Improperly watered lawns receive short daily waterings that promote shallow root growth. Oscillating sprinklers toss water in a high arc, so more evaporates before reaching the soil. Watering late in the evening when your lawn doesn’t have time to dry out allows disease-carrying fungi and mold to grow.
The top one-third of a blade of grass is thin and “leafy,” decomposes quickly when cut and can contribute up to one-third of the nitrogen your lawn needs (illustration below). While it’s decomposing, this light layer of clippings also helps slow water evaporation and keeps weeds from germinating.
But the bottom two-thirds of a blade of grass is tough, “stemmy” and slow to decompose. It contributes to thatch, which—when thick enough—prevents sunlight, air, water and nutrients from reaching the soil. Cutting more than the top third also shocks grass roots and exposes stems, which tend to burn in direct sunlight.
This means if 2 in. is your target grass length, cut it when it reaches 3 in. Since grass grows at different rates at different times of the year, “every Saturday” isn’t necessarily the best time to mow. Sometimes you need to mow it more; other times, less. The ideal length for cool-climate grasses is 3 to 4 in.; for warm-climate, 1 to 2 in.
Mow when the grass is dry and avoid mowing in the heat of the day when you’re more likely to stress the grass—and yourself.
For the correct mowing height, cut off no more than one-third of the grass’s height at a time. The upper leafy grass clippings easily decompose, adding nitrogen to your soil.

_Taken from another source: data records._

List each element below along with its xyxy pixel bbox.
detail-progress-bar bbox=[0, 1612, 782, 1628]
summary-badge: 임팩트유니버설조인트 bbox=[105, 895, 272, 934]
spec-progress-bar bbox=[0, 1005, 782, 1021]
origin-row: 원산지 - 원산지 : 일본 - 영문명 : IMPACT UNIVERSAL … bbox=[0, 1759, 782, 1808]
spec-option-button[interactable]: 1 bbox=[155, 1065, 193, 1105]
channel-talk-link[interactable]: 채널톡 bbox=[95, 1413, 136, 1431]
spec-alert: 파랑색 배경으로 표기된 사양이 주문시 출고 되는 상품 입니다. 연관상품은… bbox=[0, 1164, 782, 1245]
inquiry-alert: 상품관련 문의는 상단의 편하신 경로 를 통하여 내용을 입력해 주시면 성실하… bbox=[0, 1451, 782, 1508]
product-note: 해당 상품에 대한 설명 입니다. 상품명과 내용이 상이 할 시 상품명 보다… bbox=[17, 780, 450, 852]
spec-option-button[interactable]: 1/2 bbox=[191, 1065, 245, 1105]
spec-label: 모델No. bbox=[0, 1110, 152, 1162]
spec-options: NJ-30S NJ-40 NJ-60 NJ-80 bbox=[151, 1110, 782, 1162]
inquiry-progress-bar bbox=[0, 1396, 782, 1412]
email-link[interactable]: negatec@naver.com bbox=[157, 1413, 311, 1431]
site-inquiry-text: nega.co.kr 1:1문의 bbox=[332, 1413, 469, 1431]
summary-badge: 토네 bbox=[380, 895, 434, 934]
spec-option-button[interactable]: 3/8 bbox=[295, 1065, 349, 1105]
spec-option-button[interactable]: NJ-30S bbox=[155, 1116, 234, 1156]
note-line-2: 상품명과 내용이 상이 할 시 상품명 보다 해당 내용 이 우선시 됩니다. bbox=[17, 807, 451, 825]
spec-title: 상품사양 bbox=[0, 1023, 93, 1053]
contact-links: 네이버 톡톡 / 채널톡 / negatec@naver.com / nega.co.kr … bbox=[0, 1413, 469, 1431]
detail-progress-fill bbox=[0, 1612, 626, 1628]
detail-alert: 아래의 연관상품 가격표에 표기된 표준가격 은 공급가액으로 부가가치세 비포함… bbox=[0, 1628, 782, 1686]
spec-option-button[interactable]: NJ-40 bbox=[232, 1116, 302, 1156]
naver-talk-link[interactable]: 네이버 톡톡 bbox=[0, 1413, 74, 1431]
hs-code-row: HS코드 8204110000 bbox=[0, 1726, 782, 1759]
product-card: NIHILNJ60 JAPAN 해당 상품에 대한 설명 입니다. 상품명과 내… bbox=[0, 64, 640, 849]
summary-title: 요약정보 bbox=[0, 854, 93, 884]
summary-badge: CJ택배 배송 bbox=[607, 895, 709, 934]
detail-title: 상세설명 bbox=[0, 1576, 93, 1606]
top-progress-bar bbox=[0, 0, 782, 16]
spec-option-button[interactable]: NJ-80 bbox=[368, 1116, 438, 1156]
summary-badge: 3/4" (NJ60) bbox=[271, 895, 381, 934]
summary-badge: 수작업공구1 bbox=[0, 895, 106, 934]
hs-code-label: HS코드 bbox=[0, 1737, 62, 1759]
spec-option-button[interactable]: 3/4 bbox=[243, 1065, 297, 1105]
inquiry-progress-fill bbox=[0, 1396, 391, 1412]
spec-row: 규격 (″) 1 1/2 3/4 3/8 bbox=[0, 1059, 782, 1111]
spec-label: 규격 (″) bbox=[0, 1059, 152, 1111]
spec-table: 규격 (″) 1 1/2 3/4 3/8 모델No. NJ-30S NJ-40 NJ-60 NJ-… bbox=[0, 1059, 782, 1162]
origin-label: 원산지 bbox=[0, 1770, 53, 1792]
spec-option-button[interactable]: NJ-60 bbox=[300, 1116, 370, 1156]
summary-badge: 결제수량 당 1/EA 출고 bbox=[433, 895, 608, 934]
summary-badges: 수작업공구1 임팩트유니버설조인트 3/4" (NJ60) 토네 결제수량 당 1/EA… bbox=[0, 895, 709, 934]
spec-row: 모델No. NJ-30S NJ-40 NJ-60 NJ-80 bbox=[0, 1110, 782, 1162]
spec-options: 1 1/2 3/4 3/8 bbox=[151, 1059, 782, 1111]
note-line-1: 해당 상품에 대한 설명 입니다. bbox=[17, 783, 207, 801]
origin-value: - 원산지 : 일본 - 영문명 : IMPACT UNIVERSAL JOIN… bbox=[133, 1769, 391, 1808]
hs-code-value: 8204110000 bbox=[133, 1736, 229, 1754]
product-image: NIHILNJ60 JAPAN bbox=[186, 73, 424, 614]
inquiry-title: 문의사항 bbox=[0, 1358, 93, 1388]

Don’t cut off more than one-third of the overall height of the grass or you’ll not only shock the plant but also leave thick, stemmy clippings that are slow to decompose, and therefore contribute to thatch.
When applying weed killers and fertilizers, you must take into account such variables as geographic location, grass type, weed type and soil conditions. But here are a few general guidelines:
The best resource for identifying and troubleshooting weeds is a nursery or garden center familiar with local conditions.
A healthy lawn that’s full and hard to penetrate is your best defense against weeds. Preemergent herbicides knockout crabgrass and other grassy weeds before they have a chance to get established. Broadleaf weeds should be eradicated while plants are young by spraying herbicides directly on the leaves.
A sick, spotty lawn leaves lots of open space for weeds to take root and grow.
Grass roots need oxygen as well as water and nutrients. Aerating—the process of removing small plugs of soil (see illustration)—produces multiple benefits. It improves air-to-soil interaction. It allows water and fertilizer to penetrate the soil deeper and easier. It reduces soil compaction and opens space for roots to grow. It removes some thatch and stimulates the breakdown of the remaining thatch. The best tool for this task is a gas-powered aerator, available at most rental centers.
Again, timing is critical. You can aerate in the spring. But fall—after the kids are through trampling the grass and there are fewer weed seeds to set up home in the open spaces—is the best time to aerate. It’s usually best to aerate first, then apply any weed killers so the open holes are protected against weeds.
A well-aerated lawn provides space for grass roots to grow, reproduce and take in more oxygen, moisture and nutrients. The plugs, composed of thatch and soil, quickly break apart and decompose.